Missed TensorFlow Dev Summit? Check out the video playlist. Watch recordings

tf_agents.bandits.environments.drifting_linear_environment.DriftingLinearDynamics

View source on GitHub

A drifting linear environment dynamics.

Inherits From: EnvironmentDynamics

tf_agents.bandits.environments.drifting_linear_environment.DriftingLinearDynamics(
    *args, **kwargs
)

This is a drifting linear environment which computes rewards as:

rewards(t) = observation(t) * observation_to_reward(t) + additive_reward(t)

where t is the environment time. observation_to_reward slowly rotates over time. The environment time is incremented in the base class after the reward is computed. The parameters observation_to_reward and additive_reward are updated at each time step. In order to preserve the norm of the observation_to_reward (and the range of values of the reward) the drift is applied in form of rotations, i.e.,

observation_to_reward(t) = R(theta(t)) * observation_to_reward(t - 1)

where theta is the angle of the rotation.
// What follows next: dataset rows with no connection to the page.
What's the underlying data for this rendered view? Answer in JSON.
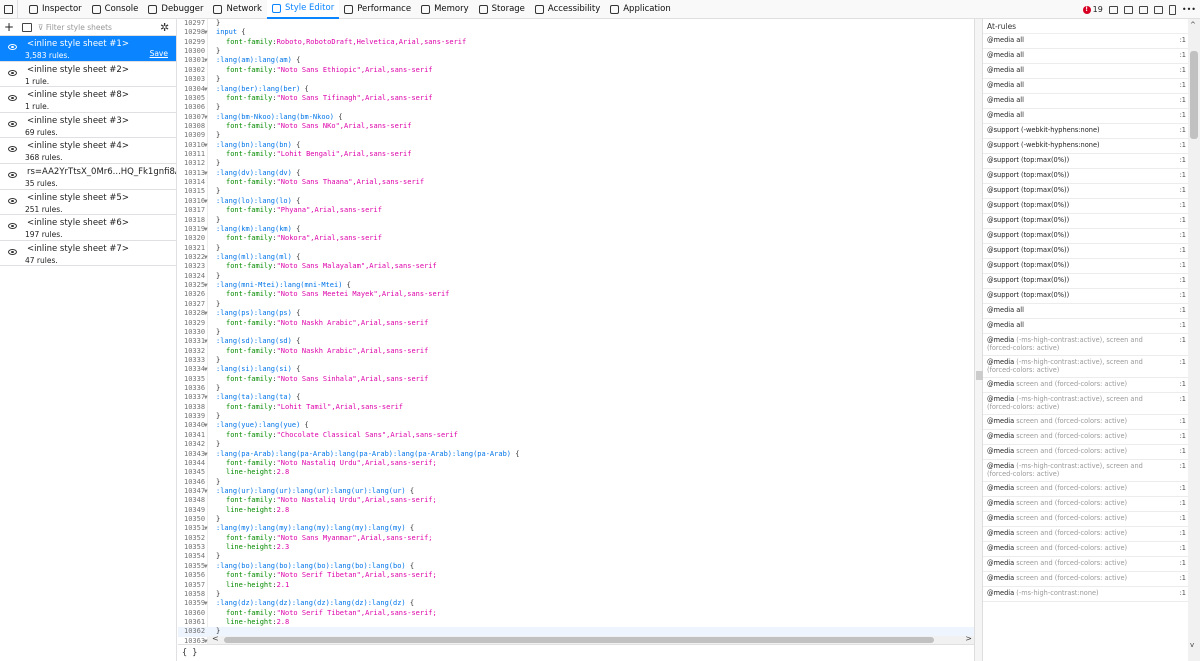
{
  "toolbar": {
    "tabs": [
      {
        "label": "Inspector",
        "icon": "inspector-icon"
      },
      {
        "label": "Console",
        "icon": "console-icon"
      },
      {
        "label": "Debugger",
        "icon": "debugger-icon"
      },
      {
        "label": "Network",
        "icon": "network-icon"
      },
      {
        "label": "Style Editor",
        "icon": "style-editor-icon",
        "active": true
      },
      {
        "label": "Performance",
        "icon": "performance-icon"
      },
      {
        "label": "Memory",
        "icon": "memory-icon"
      },
      {
        "label": "Storage",
        "icon": "storage-icon"
      },
      {
        "label": "Accessibility",
        "icon": "accessibility-icon"
      },
      {
        "label": "Application",
        "icon": "application-icon"
      }
    ],
    "error_count": "19",
    "more_label": "•••"
  },
  "sidebar": {
    "filter_placeholder": "Filter style sheets",
    "save_label": "Save",
    "sheets": [
      {
        "name": "<inline style sheet #1>",
        "rules": "3,583 rules.",
        "selected": true
      },
      {
        "name": "<inline style sheet #2>",
        "rules": "1 rule."
      },
      {
        "name": "<inline style sheet #8>",
        "rules": "1 rule."
      },
      {
        "name": "<inline style sheet #3>",
        "rules": "69 rules."
      },
      {
        "name": "<inline style sheet #4>",
        "rules": "368 rules."
      },
      {
        "name": "rs=AA2YrTtsX_0Mr6...HQ_Fk1gnfi8AjkTg",
        "rules": "35 rules."
      },
      {
        "name": "<inline style sheet #5>",
        "rules": "251 rules."
      },
      {
        "name": "<inline style sheet #6>",
        "rules": "197 rules."
      },
      {
        "name": "<inline style sheet #7>",
        "rules": "47 rules."
      }
    ]
  },
  "editor": {
    "lines": [
      {
        "n": "10297",
        "t": "}"
      },
      {
        "n": "10298",
        "f": true,
        "sel": "input",
        "open": true
      },
      {
        "n": "10299",
        "prop": "font-family",
        "val": "Roboto,RobotoDraft,Helvetica,Arial,sans-serif"
      },
      {
        "n": "10300",
        "t": "}"
      },
      {
        "n": "10301",
        "f": true,
        "sel": ":lang(am):lang(am)",
        "open": true
      },
      {
        "n": "10302",
        "prop": "font-family",
        "val": "\"Noto Sans Ethiopic\",Arial,sans-serif"
      },
      {
        "n": "10303",
        "t": "}"
      },
      {
        "n": "10304",
        "f": true,
        "sel": ":lang(ber):lang(ber)",
        "open": true
      },
      {
        "n": "10305",
        "prop": "font-family",
        "val": "\"Noto Sans Tifinagh\",Arial,sans-serif"
      },
      {
        "n": "10306",
        "t": "}"
      },
      {
        "n": "10307",
        "f": true,
        "sel": ":lang(bm-Nkoo):lang(bm-Nkoo)",
        "open": true
      },
      {
        "n": "10308",
        "prop": "font-family",
        "val": "\"Noto Sans NKo\",Arial,sans-serif"
      },
      {
        "n": "10309",
        "t": "}"
      },
      {
        "n": "10310",
        "f": true,
        "sel": ":lang(bn):lang(bn)",
        "open": true
      },
      {
        "n": "10311",
        "prop": "font-family",
        "val": "\"Lohit Bengali\",Arial,sans-serif"
      },
      {
        "n": "10312",
        "t": "}"
      },
      {
        "n": "10313",
        "f": true,
        "sel": ":lang(dv):lang(dv)",
        "open": true
      },
      {
        "n": "10314",
        "prop": "font-family",
        "val": "\"Noto Sans Thaana\",Arial,sans-serif"
      },
      {
        "n": "10315",
        "t": "}"
      },
      {
        "n": "10316",
        "f": true,
        "sel": ":lang(lo):lang(lo)",
        "open": true
      },
      {
        "n": "10317",
        "prop": "font-family",
        "val": "\"Phyana\",Arial,sans-serif"
      },
      {
        "n": "10318",
        "t": "}"
      },
      {
        "n": "10319",
        "f": true,
        "sel": ":lang(km):lang(km)",
        "open": true
      },
      {
        "n": "10320",
        "prop": "font-family",
        "val": "\"Nokora\",Arial,sans-serif"
      },
      {
        "n": "10321",
        "t": "}"
      },
      {
        "n": "10322",
        "f": true,
        "sel": ":lang(ml):lang(ml)",
        "open": true
      },
      {
        "n": "10323",
        "prop": "font-family",
        "val": "\"Noto Sans Malayalam\",Arial,sans-serif"
      },
      {
        "n": "10324",
        "t": "}"
      },
      {
        "n": "10325",
        "f": true,
        "sel": ":lang(mni-Mtei):lang(mni-Mtei)",
        "open": true
      },
      {
        "n": "10326",
        "prop": "font-family",
        "val": "\"Noto Sans Meetei Mayek\",Arial,sans-serif"
      },
      {
        "n": "10327",
        "t": "}"
      },
      {
        "n": "10328",
        "f": true,
        "sel": ":lang(ps):lang(ps)",
        "open": true
      },
      {
        "n": "10329",
        "prop": "font-family",
        "val": "\"Noto Naskh Arabic\",Arial,sans-serif"
      },
      {
        "n": "10330",
        "t": "}"
      },
      {
        "n": "10331",
        "f": true,
        "sel": ":lang(sd):lang(sd)",
        "open": true
      },
      {
        "n": "10332",
        "prop": "font-family",
        "val": "\"Noto Naskh Arabic\",Arial,sans-serif"
      },
      {
        "n": "10333",
        "t": "}"
      },
      {
        "n": "10334",
        "f": true,
        "sel": ":lang(si):lang(si)",
        "open": true
      },
      {
        "n": "10335",
        "prop": "font-family",
        "val": "\"Noto Sans Sinhala\",Arial,sans-serif"
      },
      {
        "n": "10336",
        "t": "}"
      },
      {
        "n": "10337",
        "f": true,
        "sel": ":lang(ta):lang(ta)",
        "open": true
      },
      {
        "n": "10338",
        "prop": "font-family",
        "val": "\"Lohit Tamil\",Arial,sans-serif"
      },
      {
        "n": "10339",
        "t": "}"
      },
      {
        "n": "10340",
        "f": true,
        "sel": ":lang(yue):lang(yue)",
        "open": true
      },
      {
        "n": "10341",
        "prop": "font-family",
        "val": "\"Chocolate Classical Sans\",Arial,sans-serif"
      },
      {
        "n": "10342",
        "t": "}"
      },
      {
        "n": "10343",
        "f": true,
        "sel": ":lang(pa-Arab):lang(pa-Arab):lang(pa-Arab):lang(pa-Arab):lang(pa-Arab)",
        "open": true
      },
      {
        "n": "10344",
        "prop": "font-family",
        "val": "\"Noto Nastaliq Urdu\",Arial,sans-serif;"
      },
      {
        "n": "10345",
        "prop": "line-height",
        "val": "2.8"
      },
      {
        "n": "10346",
        "t": "}"
      },
      {
        "n": "10347",
        "f": true,
        "sel": ":lang(ur):lang(ur):lang(ur):lang(ur):lang(ur)",
        "open": true
      },
      {
        "n": "10348",
        "prop": "font-family",
        "val": "\"Noto Nastaliq Urdu\",Arial,sans-serif;"
      },
      {
        "n": "10349",
        "prop": "line-height",
        "val": "2.8"
      },
      {
        "n": "10350",
        "t": "}"
      },
      {
        "n": "10351",
        "f": true,
        "sel": ":lang(my):lang(my):lang(my):lang(my):lang(my)",
        "open": true
      },
      {
        "n": "10352",
        "prop": "font-family",
        "val": "\"Noto Sans Myanmar\",Arial,sans-serif;"
      },
      {
        "n": "10353",
        "prop": "line-height",
        "val": "2.3"
      },
      {
        "n": "10354",
        "t": "}"
      },
      {
        "n": "10355",
        "f": true,
        "sel": ":lang(bo):lang(bo):lang(bo):lang(bo):lang(bo)",
        "open": true
      },
      {
        "n": "10356",
        "prop": "font-family",
        "val": "\"Noto Serif Tibetan\",Arial,sans-serif;"
      },
      {
        "n": "10357",
        "prop": "line-height",
        "val": "2.1"
      },
      {
        "n": "10358",
        "t": "}"
      },
      {
        "n": "10359",
        "f": true,
        "sel": ":lang(dz):lang(dz):lang(dz):lang(dz):lang(dz)",
        "open": true
      },
      {
        "n": "10360",
        "prop": "font-family",
        "val": "\"Noto Serif Tibetan\",Arial,sans-serif;"
      },
      {
        "n": "10361",
        "prop": "line-height",
        "val": "2.8"
      },
      {
        "n": "10362",
        "t": "}"
      },
      {
        "n": "10363",
        "f": true,
        "t": ""
      }
    ],
    "pretty_print_label": "{ }"
  },
  "atrules": {
    "title": "At-rules",
    "items": [
      {
        "label": "@media all",
        "line": ":1"
      },
      {
        "label": "@media all",
        "line": ":1"
      },
      {
        "label": "@media all",
        "line": ":1"
      },
      {
        "label": "@media all",
        "line": ":1"
      },
      {
        "label": "@media all",
        "line": ":1"
      },
      {
        "label": "@media all",
        "line": ":1"
      },
      {
        "label": "@support (-webkit-hyphens:none)",
        "line": ":1"
      },
      {
        "label": "@support (-webkit-hyphens:none)",
        "line": ":1"
      },
      {
        "label": "@support (top:max(0%))",
        "line": ":1"
      },
      {
        "label": "@support (top:max(0%))",
        "line": ":1"
      },
      {
        "label": "@support (top:max(0%))",
        "line": ":1"
      },
      {
        "label": "@support (top:max(0%))",
        "line": ":1"
      },
      {
        "label": "@support (top:max(0%))",
        "line": ":1"
      },
      {
        "label": "@support (top:max(0%))",
        "line": ":1"
      },
      {
        "label": "@support (top:max(0%))",
        "line": ":1"
      },
      {
        "label": "@support (top:max(0%))",
        "line": ":1"
      },
      {
        "label": "@support (top:max(0%))",
        "line": ":1"
      },
      {
        "label": "@support (top:max(0%))",
        "line": ":1"
      },
      {
        "label": "@media all",
        "line": ":1"
      },
      {
        "label": "@media all",
        "line": ":1"
      },
      {
        "label": "@media",
        "cond": "(-ms-high-contrast:active), screen and (forced-colors: active)",
        "line": ":1"
      },
      {
        "label": "@media",
        "cond": "(-ms-high-contrast:active), screen and (forced-colors: active)",
        "line": ":1"
      },
      {
        "label": "@media",
        "cond": "screen and (forced-colors: active)",
        "line": ":1"
      },
      {
        "label": "@media",
        "cond": "(-ms-high-contrast:active), screen and (forced-colors: active)",
        "line": ":1"
      },
      {
        "label": "@media",
        "cond": "screen and (forced-colors: active)",
        "line": ":1"
      },
      {
        "label": "@media",
        "cond": "screen and (forced-colors: active)",
        "line": ":1"
      },
      {
        "label": "@media",
        "cond": "screen and (forced-colors: active)",
        "line": ":1"
      },
      {
        "label": "@media",
        "cond": "(-ms-high-contrast:active), screen and (forced-colors: active)",
        "line": ":1"
      },
      {
        "label": "@media",
        "cond": "screen and (forced-colors: active)",
        "line": ":1"
      },
      {
        "label": "@media",
        "cond": "screen and (forced-colors: active)",
        "line": ":1"
      },
      {
        "label": "@media",
        "cond": "screen and (forced-colors: active)",
        "line": ":1"
      },
      {
        "label": "@media",
        "cond": "screen and (forced-colors: active)",
        "line": ":1"
      },
      {
        "label": "@media",
        "cond": "screen and (forced-colors: active)",
        "line": ":1"
      },
      {
        "label": "@media",
        "cond": "screen and (forced-colors: active)",
        "line": ":1"
      },
      {
        "label": "@media",
        "cond": "screen and (forced-colors: active)",
        "line": ":1"
      },
      {
        "label": "@media",
        "cond": "(-ms-high-contrast:none)",
        "line": ":1"
      }
    ]
  }
}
The angle is sampled from a provided input distribution.

Args:

  • observation_distribution: A distribution from tfp.distributions with shape [batch_size, observation_dim] Note that the values of batch_size and observation_dim are deduced from the distribution.
  • observation_to_reward_distribution: A distribution from tfp.distributions with shape [observation_dim, num_actions]. The value observation_dim must match the second dimension of observation_distribution.
  • drift_distribution: A scalar distribution from tfp.distributions of type tf.float32. It represents the angle of rotation.
  • additive_reward_distribution: A distribution from tfp.distributions with shape [num_actions]. This models the non-contextual behavior of the bandit.

Attributes:

  • action_spec: Specification of the actions.
  • batch_size: Returns the batch size used for observations and rewards.
  • name: Returns the name of this module as passed or determined in the ctor.

    NOTE: This is not the same as the self.name_scope.name which includes parent module names.

  • name_scope: Returns a tf.name_scope instance for this class.

  • observation_spec: Specification of the observations.

  • submodules: Sequence of all sub-modules.

    Submodules are modules which are properties of this module, or found as properties of modules which are properties of this module (and so on).

a = tf.Module()
b = tf.Module()
c = tf.Module()
a.b = b
b.c = c
assert list(a.submodules) == [b, c]
assert list(b.submodules) == [c]
assert list(c.submodules) == []
  • trainable_variables: Sequence of trainable variables owned by this module and its submodules.

  • variables: Sequence of variables owned by this module and its submodules.

Methods

compute_optimal_action

compute_optimal_action(
    *args, **kwargs
)

compute_optimal_reward

compute_optimal_reward(
    *args, **kwargs
)

observation

View source

observation(
    unused_t
)

Returns an observation batch for the given time.

Args:

  • env_time: The scalar int64 tensor of the environment time step. This is incremented by the environment after the reward is computed.

Returns:

The observation batch with spec according to observation_spec.

reward

View source

reward(
    observation, t
)

Reward for the given observation and time step.

Args:

  • observation: A batch of observations with spec according to observation_spec.
  • env_time: The scalar int64 tensor of the environment time step. This is incremented by the environment after the reward is computed.

Returns:

A batch of rewards with spec shape [batch_size, num_actions] containing rewards for all arms.

with_name_scope

@classmethod
with_name_scope(
    cls, method
)

Decorator to automatically enter the module name scope.

class MyModule(tf.Module):
  @tf.Module.with_name_scope
  def __call__(self, x):
    if not hasattr(self, 'w'):
      self.w = tf.Variable(tf.random.normal([x.shape[1], 64]))
    return tf.matmul(x, self.w)

Using the above module would produce tf.Variables and tf.Tensors whose names included the module name:

mod = MyModule()
mod(tf.ones([8, 32]))
# ==> <tf.Tensor: ...>
mod.w
# ==> <tf.Variable ...'my_module/w:0'>

Args:

  • method: The method to wrap.

Returns:

The original method wrapped such that it enters the module's name scope.